During the Indo-German conspiracy
trail, this is what the prosecuting British official had remarked on Jatin:
Were this man living, he might lead the
world.
Struck by his heroism, Charles Augustus
Tegart, then top colonial police officer in India, wrote:
Bagha
Jatin, the Bengali revolutionary, is one of the most selfless political workers
in India. His driving power (…) immense: if an army could be raised or arms
could reach an Indian port, the British would lose the war.
Augustus Tegart had once told his
colleagues:
If
Bagha Jatin was an Englishman, then the English people would have built his
statue next to Nelson’s at Trafalgar Square.
MN Roy, the revolutionary who had
worked closely with Jatin, wrote:
All
dadas practised magnetism; only Jatin Mukherjee possessed it.
Historian Prithwin Mukherjee – the
grandson of Jatin – who vividly chronicled the detailed vignettes of the great
freedom fighter from his birth until his death wrote:
Bagha
Jatin chose to suffer and taught his followers to do so in the name of a future
of India where citizens would be happy and prosperous in the midst of the other
free nations.
Mahatma Gandhi had described Jatin as a
‘divine personality’.
Dr Syama Prasad Mookerjee wrote:
Jatindranath
was the well-known and principal leader of the second episode in the history of
the revolutionary movement who belonged to that band of fighters, who had
written a blood-red chapter of their country’s fight for freedom. Sacrificing
all they had… they rushed to the ritual call of death and, inch by inch, by
shedding their lives, they had left for us the relish of a greater life.

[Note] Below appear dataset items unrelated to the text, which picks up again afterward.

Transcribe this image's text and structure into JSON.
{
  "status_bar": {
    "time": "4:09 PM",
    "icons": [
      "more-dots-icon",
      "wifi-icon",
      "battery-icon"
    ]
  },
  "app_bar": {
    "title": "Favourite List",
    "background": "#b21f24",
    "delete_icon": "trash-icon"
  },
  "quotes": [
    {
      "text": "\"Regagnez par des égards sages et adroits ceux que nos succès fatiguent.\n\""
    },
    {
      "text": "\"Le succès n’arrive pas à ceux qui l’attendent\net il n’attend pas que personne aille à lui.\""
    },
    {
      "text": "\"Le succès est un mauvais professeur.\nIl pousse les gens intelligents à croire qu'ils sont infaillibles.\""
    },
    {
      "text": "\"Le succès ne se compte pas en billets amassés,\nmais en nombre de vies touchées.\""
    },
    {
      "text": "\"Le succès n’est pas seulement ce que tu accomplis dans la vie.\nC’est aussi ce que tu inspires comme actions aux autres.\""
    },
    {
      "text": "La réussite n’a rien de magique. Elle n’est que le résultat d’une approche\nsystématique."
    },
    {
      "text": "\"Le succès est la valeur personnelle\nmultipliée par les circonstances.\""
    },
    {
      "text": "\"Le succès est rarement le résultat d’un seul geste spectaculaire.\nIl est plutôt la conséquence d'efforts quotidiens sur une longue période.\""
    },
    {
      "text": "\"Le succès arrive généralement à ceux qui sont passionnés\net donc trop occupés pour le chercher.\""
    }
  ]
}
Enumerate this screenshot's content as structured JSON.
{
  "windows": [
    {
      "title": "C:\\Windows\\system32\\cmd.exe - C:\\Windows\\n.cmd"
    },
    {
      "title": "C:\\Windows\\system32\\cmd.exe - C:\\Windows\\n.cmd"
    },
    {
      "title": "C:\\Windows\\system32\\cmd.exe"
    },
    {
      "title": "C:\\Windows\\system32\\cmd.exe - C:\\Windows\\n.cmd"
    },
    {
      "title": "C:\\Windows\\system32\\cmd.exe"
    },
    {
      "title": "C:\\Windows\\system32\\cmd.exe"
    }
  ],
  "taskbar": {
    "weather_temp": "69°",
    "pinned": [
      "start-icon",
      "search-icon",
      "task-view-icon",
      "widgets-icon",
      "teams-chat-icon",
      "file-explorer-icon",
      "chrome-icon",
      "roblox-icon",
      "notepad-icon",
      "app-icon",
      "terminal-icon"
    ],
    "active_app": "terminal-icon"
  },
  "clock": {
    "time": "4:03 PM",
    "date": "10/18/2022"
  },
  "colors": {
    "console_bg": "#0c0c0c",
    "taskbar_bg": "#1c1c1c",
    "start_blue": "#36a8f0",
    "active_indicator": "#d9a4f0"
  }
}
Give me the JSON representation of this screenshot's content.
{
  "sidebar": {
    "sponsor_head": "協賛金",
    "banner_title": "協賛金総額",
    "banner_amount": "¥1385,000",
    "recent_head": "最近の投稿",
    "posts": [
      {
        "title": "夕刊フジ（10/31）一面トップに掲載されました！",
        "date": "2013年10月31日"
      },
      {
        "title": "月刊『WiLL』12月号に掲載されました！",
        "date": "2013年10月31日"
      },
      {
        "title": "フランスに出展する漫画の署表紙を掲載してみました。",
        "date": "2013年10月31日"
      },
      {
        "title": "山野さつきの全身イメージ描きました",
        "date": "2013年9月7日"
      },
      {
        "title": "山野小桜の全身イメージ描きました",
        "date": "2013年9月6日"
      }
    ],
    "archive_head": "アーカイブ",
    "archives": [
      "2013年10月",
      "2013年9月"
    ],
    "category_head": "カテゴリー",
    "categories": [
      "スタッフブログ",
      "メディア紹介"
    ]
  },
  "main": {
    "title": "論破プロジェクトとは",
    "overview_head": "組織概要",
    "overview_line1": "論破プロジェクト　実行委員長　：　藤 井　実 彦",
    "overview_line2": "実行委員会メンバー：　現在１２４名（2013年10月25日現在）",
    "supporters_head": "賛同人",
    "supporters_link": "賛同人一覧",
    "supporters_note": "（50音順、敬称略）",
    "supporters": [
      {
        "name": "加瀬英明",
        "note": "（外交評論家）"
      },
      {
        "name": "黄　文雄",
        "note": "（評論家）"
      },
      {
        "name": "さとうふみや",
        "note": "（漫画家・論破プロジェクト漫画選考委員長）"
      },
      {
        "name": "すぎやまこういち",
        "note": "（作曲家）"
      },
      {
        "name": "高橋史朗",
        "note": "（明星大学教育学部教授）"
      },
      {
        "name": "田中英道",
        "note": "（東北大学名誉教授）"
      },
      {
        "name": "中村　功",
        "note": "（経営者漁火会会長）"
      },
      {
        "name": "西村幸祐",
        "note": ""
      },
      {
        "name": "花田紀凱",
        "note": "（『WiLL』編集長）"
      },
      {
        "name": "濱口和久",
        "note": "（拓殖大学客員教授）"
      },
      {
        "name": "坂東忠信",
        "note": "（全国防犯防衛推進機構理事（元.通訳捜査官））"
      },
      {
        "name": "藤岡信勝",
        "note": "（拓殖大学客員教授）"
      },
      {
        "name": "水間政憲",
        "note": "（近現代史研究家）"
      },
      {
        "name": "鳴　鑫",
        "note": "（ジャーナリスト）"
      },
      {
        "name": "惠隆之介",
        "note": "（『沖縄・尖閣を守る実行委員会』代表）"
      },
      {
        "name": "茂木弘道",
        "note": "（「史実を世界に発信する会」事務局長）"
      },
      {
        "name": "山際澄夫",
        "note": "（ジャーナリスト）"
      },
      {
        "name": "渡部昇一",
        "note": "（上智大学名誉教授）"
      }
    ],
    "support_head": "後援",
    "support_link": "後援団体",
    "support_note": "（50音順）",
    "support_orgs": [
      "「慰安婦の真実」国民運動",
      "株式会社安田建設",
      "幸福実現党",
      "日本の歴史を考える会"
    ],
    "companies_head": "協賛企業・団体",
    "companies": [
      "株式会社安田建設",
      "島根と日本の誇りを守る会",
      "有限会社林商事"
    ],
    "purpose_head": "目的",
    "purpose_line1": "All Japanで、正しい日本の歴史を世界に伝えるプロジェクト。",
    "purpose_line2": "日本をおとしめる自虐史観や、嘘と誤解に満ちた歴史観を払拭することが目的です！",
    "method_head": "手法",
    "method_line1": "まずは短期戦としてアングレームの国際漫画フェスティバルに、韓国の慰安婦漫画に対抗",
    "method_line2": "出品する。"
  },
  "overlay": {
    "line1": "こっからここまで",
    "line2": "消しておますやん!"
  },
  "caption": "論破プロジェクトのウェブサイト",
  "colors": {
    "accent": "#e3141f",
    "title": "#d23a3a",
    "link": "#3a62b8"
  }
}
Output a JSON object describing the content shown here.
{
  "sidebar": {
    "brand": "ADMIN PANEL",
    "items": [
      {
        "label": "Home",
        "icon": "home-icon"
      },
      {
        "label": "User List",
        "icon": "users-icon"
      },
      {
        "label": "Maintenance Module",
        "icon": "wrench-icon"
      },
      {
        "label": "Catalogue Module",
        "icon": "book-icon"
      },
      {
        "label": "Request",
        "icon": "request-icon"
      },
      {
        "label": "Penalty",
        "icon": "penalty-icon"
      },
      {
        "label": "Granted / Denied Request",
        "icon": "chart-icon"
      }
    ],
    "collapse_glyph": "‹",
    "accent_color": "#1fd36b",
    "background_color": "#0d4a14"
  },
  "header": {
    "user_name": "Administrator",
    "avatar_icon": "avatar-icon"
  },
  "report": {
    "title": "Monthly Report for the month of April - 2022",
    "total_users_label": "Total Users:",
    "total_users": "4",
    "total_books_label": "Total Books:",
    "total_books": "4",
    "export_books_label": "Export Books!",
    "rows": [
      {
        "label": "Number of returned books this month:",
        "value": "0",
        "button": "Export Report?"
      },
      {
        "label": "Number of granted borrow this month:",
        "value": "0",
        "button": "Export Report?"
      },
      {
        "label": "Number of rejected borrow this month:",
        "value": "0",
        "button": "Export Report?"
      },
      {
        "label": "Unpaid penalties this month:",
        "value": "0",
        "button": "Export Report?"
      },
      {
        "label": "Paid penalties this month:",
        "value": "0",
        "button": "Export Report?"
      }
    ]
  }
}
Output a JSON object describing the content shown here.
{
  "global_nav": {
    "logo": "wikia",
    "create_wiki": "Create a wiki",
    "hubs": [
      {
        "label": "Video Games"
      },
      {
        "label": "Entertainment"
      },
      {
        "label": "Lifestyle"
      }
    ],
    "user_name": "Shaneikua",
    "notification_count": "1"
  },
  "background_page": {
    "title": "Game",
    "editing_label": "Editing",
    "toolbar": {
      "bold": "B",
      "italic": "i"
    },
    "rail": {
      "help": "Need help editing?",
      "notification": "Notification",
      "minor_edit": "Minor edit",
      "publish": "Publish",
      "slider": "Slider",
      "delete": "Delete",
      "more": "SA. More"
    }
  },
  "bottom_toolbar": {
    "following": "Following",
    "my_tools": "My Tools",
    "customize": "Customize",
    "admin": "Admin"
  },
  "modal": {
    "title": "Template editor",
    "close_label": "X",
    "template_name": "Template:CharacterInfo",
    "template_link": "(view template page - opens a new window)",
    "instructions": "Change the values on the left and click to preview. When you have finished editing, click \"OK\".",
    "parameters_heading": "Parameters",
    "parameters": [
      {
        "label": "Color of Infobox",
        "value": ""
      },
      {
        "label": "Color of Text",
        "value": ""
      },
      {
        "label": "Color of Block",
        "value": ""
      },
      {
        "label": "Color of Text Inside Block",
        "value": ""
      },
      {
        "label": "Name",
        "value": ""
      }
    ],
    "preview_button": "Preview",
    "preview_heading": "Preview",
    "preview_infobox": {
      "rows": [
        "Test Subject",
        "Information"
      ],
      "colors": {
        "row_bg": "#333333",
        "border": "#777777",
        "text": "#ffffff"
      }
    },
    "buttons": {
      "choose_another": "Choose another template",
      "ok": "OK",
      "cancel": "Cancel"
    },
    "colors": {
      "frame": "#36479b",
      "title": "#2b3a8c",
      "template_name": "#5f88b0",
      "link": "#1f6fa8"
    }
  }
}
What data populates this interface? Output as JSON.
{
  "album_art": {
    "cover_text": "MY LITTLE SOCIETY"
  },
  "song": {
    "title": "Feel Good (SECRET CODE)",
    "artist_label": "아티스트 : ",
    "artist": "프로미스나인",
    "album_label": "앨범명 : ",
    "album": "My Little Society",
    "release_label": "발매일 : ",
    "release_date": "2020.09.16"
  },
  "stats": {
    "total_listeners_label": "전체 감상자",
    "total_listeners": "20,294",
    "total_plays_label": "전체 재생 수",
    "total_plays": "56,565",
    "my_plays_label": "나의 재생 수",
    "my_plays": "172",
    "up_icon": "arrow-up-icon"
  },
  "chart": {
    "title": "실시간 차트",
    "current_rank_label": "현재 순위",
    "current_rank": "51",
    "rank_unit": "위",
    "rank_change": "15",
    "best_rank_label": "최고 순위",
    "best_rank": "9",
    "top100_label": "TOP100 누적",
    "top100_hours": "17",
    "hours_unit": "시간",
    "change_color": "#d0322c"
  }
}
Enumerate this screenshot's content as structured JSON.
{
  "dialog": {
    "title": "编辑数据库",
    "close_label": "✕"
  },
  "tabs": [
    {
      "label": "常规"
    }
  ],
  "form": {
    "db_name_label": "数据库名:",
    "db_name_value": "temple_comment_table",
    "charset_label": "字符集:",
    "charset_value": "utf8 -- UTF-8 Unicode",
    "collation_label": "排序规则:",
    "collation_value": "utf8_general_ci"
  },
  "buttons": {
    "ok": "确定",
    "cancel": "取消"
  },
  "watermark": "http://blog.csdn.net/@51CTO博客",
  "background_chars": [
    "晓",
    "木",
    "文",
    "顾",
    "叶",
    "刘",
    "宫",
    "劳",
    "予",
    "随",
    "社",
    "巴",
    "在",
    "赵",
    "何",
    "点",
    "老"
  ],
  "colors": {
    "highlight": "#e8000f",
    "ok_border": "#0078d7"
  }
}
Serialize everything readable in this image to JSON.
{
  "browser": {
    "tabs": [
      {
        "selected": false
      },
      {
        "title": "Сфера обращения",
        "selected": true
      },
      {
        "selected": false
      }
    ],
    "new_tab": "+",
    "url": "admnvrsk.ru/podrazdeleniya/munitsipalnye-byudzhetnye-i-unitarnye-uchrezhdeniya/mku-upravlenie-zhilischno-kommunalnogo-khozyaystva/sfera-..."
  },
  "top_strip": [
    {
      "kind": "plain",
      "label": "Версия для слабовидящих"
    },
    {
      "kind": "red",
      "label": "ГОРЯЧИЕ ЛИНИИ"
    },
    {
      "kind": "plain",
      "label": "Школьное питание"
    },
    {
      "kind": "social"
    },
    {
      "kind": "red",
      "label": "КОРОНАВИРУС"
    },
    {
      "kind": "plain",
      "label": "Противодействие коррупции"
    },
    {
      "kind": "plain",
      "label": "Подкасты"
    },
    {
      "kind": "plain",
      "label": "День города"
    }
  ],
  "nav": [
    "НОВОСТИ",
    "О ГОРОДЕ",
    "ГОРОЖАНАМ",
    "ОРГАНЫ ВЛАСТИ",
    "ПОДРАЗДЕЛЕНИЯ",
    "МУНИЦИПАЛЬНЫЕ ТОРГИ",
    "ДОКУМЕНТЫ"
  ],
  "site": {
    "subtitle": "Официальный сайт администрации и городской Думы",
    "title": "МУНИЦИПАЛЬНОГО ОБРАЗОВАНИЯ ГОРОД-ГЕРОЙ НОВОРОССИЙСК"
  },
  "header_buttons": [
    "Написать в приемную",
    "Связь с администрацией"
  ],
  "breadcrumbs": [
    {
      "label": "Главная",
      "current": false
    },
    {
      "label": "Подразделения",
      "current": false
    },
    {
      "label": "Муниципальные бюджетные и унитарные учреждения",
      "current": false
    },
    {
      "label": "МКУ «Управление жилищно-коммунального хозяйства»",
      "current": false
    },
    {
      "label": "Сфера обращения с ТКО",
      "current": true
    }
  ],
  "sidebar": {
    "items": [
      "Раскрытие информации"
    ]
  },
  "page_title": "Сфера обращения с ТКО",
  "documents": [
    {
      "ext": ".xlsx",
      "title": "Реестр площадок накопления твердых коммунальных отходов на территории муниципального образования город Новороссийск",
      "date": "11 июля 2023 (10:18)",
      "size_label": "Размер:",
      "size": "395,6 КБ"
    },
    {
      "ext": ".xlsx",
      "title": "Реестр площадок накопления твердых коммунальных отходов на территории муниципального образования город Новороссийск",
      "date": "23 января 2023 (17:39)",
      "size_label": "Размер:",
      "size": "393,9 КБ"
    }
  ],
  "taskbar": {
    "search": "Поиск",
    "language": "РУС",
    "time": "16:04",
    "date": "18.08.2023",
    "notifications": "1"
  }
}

Referring to the Battle of Balasore –
where Jatin fought valourly – renowned author Hirendranath Mukherjee wrote:
The
Balasore battle where Jatin, with select comrades, laid down his life remains a
luminous landmark in India’s struggle for freedom from British imperialist
subjugations.
Noted author Ajoy Chandra Banerjee
wrote:
At
a time when conventional India nationalism could not even contemplate India’s
independence, Jatin was a believer of total freedom.
According to Raymond Aron, eminent
French historian, Jatin embodies the “thinker in action” who furnishes the
“missing link” in modern history.
“India has to rise with her own
strength,” Jatin once famously declared. It was in his philosophies and
thoughts that the vocabularies of revolutionary ideas were rooted.
Living for a short span of 36 years,
Jatin left his footprints on the sands of time. His legacy will stay on to
guide the nation, nationalism and nationhood.